I know. I cried anytime and everywhere. Not just in the comfort and solitude of my home, by the way. I cried in line at Trader Joe’s. I cried walking down the street. I cried while hiking. My most embarrassing, I cried at a Meetup group event at the Hollywood Bowl.
It felt like I cried from the moment I opened my eyes in the morning until I was able to get myself to sleep at night. My only reprieve was that brief moment when I first woke up in the morning, coming out of a dream, forgetting for one moment…until the reality of my situation all came rushing back into my awareness.
The sadness is all encompassing. It engulfs you.
And I judged myself. Hard. I wondered what was wrong with me. Why couldn’t I hold it together? I felt powerless. Weak. Devastated. Hurt. I just wanted the sadness and crying to go away.
But here’s the thing…
It’s okay to be sad.
There is nothing wrong with you. You’re not weak. You are strong.
Yes. Go ahead and feel that sadness. Celebrate it! You know why? It’s the natural part of life. Sadness is part of the spectrum of human emotions. And if you don’t have sadness, well then, you don’t have happiness either.

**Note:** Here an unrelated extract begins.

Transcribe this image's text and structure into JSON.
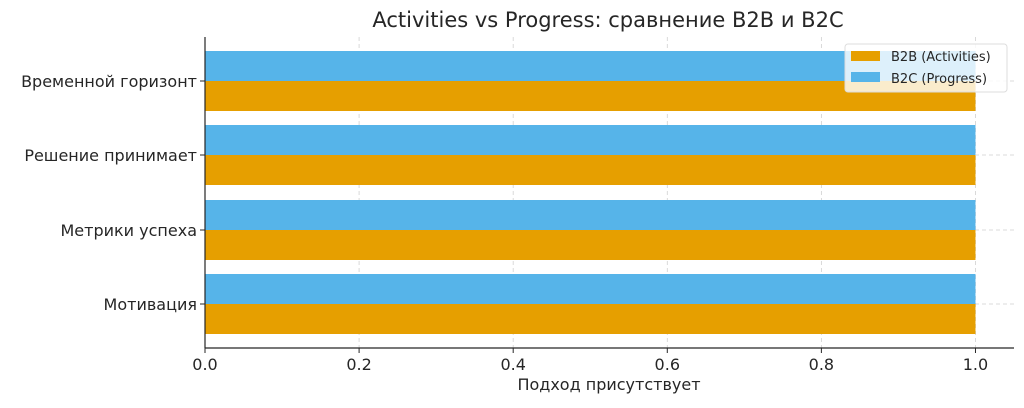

Sadness is an emotion. It’s natural. It’s part of being human. Like all emotions, sadness comes and goes. You will not feel this way forever, just like you don’t feel happiness, or joy all the time. It’s a feeling that will pass.

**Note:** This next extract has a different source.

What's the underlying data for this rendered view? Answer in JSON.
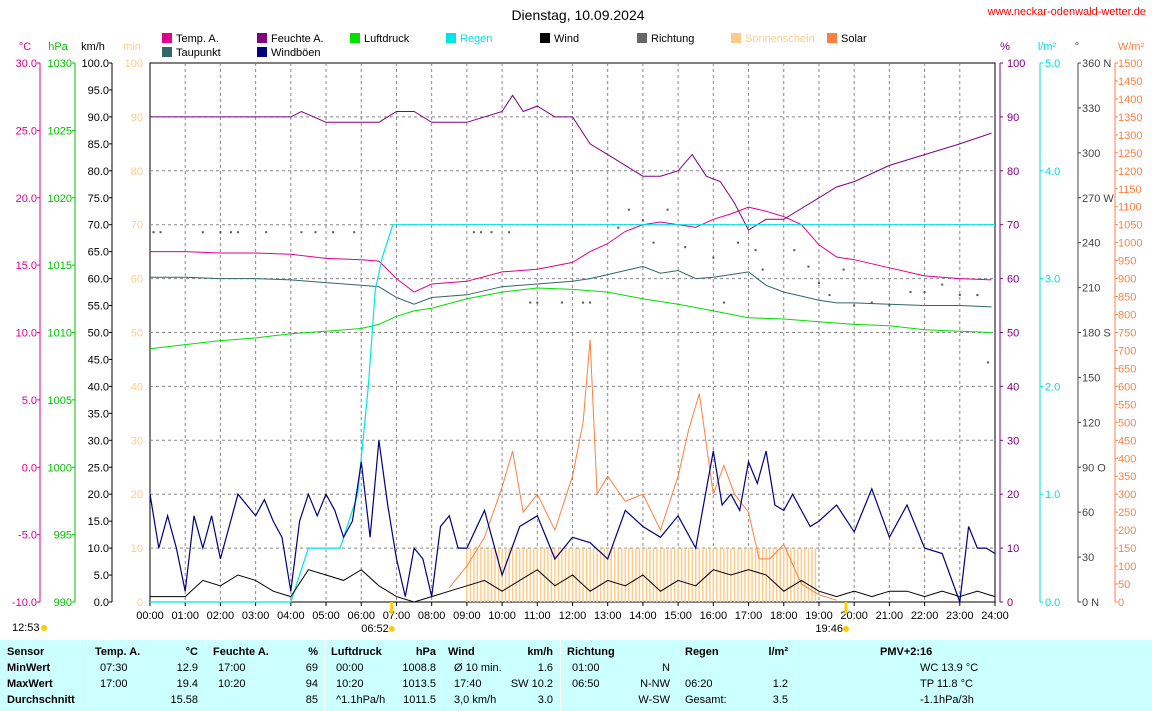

When you think things like, “I shouldn’t still be crying, what’s wrong with me?” or “Sadness is bad, if I were strong I would be able to stop crying.” “I just want this to go away!”, you are judging yourself and the sadness as a bad thing. And when you judge yourself this way, you are telling yourself that there is something wrong with you, which in turn makes you feel even worse.
Stop judging yourself for being sad!
Accept that you are sad and that it’s okay.
Now, I’m not advocating sitting in sadness forever. Wallowing in your misery or using it as an excuse to play a victim and blame.
I’m talking about going ahead and feeling the sadness at the end of your relationship, not repressing it, stuffing it away, or beating yourself up about it. Just know it’s okay to feel sadness. Sadness is not weakness.
Sadness is a time of growth and change.
Times of sadness force us to turn inward. These are times of introspection. It’s impossible to ignore the sadness forever, no matter how hard you try.
When you are sad, you evaluate what is important to you.
Also, the sadness you are feeling and the tears you are shedding are not just over the loss of your ex and the relationship.
There are far more changes happening.
You are shedding your old identity before stepping into a new one.
You are leaving the role of girlfriend or wife, leaving your “couple” identity behind. This was an identity you adopted and built over years. It was familiar and safe and now you are shedding that identity and stepping into your new “me” identity.
You may also be losing “couple” friends and feeling like an outsider in your social circle of couples.
You’re losing the future you had planned together and counted on.
It’s only natural to feel sadness as you shed your old life and identity. It was familiar to you. And now you are going out into the unfamiliar, the unknown, often not even sure who you even are anymore.
But that doesn’t mean that sadness is a bad thing. You are transforming, growing, and changing.
Often, you have to go through the dark, the sadness, to move into the light. On the other side is your new life. Full of possibility.
Instead of looking at sadness as something terrible, think of it as a transformation. A shedding of the old before you blossom into the new stronger version of you.
And about the crying? Well…
Science says crying is good for you!
According to scientific research, shedding emotional tears may be beneficial and exist for a purpose.
- Crying is an attachment behavior. Your tears are a non-verbal signal to others that you are in need of support. It draws people in to comfort you.
- Crying activates the parasympathetic nervous system which calms you and relaxes you.
- Shedding tears releases feel good chemicals including oxytocin and endorphins. This enhances your mood and may relieve emotional pain. Ever feel better after a good cry?
- Crying may help reduce stress. Scientists have found that emotional tears contain high levels of stress hormones.
Crying is your body’s own way of comforting you and releasing all that tension. It is signaling to others that you need support.
When you are overwhelmed by sadness, remember that you are going through a transformation, you are shedding your old life and identity and stepping into a new life. Stop judging yourself and beating yourself up for crying and feeling sad. You won’t feel this way forever. Realize it’s an emotion and emotions pass with time.
You’ll be okay. We all go through a period of sadness during a breakup. It means you are growing and transforming before moving into your new amazing future.